Society for the Anthropology of Religion
Oral Presentation Session
This paper explicates how vegan food fuels the redemption project of the African Hebrew Israelites (AHIC), a transnational millenarian community that was born in Chicago, but for almost 50 years has been headquartered in the Israeli desert town of Dimona. Claiming to be the direct descendants of the Biblical Hebrews, the AHIC have forged a holistic, Bible-based culture in order to serve the God of Israel in the Land of Israel. Central to this culture are clearly defined gender roles and patriarchal families, as well as a regenerative health regimen and, based on their reading of Genesis 1:29, a vegan diet.

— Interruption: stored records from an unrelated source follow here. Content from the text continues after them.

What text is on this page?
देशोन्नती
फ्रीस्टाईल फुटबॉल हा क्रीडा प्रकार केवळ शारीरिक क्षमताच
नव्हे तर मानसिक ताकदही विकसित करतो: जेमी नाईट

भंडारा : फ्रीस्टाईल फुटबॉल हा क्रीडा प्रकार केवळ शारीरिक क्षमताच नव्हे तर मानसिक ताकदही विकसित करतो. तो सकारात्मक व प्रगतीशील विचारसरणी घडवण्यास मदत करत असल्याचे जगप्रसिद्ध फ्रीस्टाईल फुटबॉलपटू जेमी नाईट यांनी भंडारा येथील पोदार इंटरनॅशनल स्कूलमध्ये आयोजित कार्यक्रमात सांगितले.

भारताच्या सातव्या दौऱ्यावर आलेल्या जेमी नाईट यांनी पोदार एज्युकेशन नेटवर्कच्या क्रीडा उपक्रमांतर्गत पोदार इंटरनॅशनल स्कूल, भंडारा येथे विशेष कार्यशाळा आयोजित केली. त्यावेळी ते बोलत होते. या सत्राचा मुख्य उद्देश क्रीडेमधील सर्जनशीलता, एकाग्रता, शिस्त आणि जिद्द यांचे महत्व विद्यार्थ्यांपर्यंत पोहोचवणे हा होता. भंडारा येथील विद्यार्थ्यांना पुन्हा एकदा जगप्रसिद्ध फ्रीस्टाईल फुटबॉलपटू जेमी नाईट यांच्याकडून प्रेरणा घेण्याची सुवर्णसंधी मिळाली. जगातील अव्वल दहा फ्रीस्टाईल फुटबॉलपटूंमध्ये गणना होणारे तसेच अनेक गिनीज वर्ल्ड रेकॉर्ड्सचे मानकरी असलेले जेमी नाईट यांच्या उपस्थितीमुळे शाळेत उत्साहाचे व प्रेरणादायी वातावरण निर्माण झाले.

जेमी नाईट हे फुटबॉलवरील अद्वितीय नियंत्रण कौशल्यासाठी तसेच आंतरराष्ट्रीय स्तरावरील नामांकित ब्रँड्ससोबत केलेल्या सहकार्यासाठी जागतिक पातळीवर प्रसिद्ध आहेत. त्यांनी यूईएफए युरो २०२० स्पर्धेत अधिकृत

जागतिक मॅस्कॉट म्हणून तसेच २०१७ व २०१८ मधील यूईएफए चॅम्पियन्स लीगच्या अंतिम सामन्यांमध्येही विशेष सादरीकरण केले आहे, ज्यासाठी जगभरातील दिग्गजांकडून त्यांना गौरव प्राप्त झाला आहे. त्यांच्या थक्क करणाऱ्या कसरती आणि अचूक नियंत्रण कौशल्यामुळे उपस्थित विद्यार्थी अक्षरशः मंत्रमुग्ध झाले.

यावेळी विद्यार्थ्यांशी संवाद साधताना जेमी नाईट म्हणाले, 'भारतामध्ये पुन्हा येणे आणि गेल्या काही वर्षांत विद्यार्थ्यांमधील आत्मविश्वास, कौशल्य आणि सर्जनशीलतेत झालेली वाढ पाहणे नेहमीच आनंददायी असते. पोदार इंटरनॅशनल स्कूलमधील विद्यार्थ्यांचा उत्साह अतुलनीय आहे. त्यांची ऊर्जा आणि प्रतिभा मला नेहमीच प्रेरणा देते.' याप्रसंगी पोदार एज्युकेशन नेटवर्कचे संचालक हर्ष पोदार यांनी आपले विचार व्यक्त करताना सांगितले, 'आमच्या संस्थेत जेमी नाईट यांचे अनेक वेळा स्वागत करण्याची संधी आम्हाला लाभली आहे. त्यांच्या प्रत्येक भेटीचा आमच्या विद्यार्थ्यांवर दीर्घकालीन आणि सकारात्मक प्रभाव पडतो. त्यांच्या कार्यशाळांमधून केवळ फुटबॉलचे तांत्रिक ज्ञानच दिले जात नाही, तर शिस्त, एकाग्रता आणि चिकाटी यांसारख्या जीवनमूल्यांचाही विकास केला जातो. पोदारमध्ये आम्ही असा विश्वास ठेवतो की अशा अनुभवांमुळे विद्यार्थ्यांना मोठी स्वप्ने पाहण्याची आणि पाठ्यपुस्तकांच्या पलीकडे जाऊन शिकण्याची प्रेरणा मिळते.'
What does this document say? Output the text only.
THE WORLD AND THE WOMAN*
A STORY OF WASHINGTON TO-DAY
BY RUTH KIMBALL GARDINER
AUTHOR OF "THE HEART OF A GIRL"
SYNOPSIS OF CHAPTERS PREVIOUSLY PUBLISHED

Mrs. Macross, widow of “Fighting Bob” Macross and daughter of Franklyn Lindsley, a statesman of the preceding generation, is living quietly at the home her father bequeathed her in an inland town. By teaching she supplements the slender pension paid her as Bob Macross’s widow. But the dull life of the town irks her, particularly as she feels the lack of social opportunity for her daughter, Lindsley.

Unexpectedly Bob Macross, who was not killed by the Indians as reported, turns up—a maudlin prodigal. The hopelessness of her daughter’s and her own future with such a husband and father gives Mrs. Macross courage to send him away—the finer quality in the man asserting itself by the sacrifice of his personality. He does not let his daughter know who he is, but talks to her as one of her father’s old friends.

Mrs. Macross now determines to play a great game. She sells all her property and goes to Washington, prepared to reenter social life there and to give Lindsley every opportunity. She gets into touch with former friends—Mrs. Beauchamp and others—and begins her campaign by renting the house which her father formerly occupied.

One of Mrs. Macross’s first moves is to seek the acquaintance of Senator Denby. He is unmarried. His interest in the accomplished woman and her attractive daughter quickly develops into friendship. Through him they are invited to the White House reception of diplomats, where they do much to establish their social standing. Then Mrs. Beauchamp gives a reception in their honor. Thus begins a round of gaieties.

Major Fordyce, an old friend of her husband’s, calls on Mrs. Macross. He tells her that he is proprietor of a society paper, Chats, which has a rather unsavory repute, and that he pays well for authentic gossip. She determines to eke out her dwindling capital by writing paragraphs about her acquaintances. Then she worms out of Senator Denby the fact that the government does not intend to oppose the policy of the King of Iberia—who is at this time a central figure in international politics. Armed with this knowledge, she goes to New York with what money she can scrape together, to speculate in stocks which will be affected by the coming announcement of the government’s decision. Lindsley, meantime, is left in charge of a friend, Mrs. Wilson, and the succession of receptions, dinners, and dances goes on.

This paper will show how, in the process of serving God and enacting their Hebrew Israelite identity, the brothers of the Kingdom of Yah re-script their bodies as responsible and righteous. Yet contrary to findings about Euro-American men who often display less authoritative "alternative masculinities" as they adopt a vegan diet, hegemonic masculinity remains pervasive in the AHIC. African Hebrew Israelite men narrate and perform their black male bodies as unambiguously heterosexed, virile, strong and naturalistic, thereby reversing the moral implications of the same characteristics that white Euro-Americans used to revile and demean them.
I will untangle this paradox by focusing on the transformative symbolic power of Edenic vegan food within the dynamic conjunctures of the African diaspora, North American history and Israeli society where the AHIC's redemptive project of servitude to Yah evolved, changed and solidified.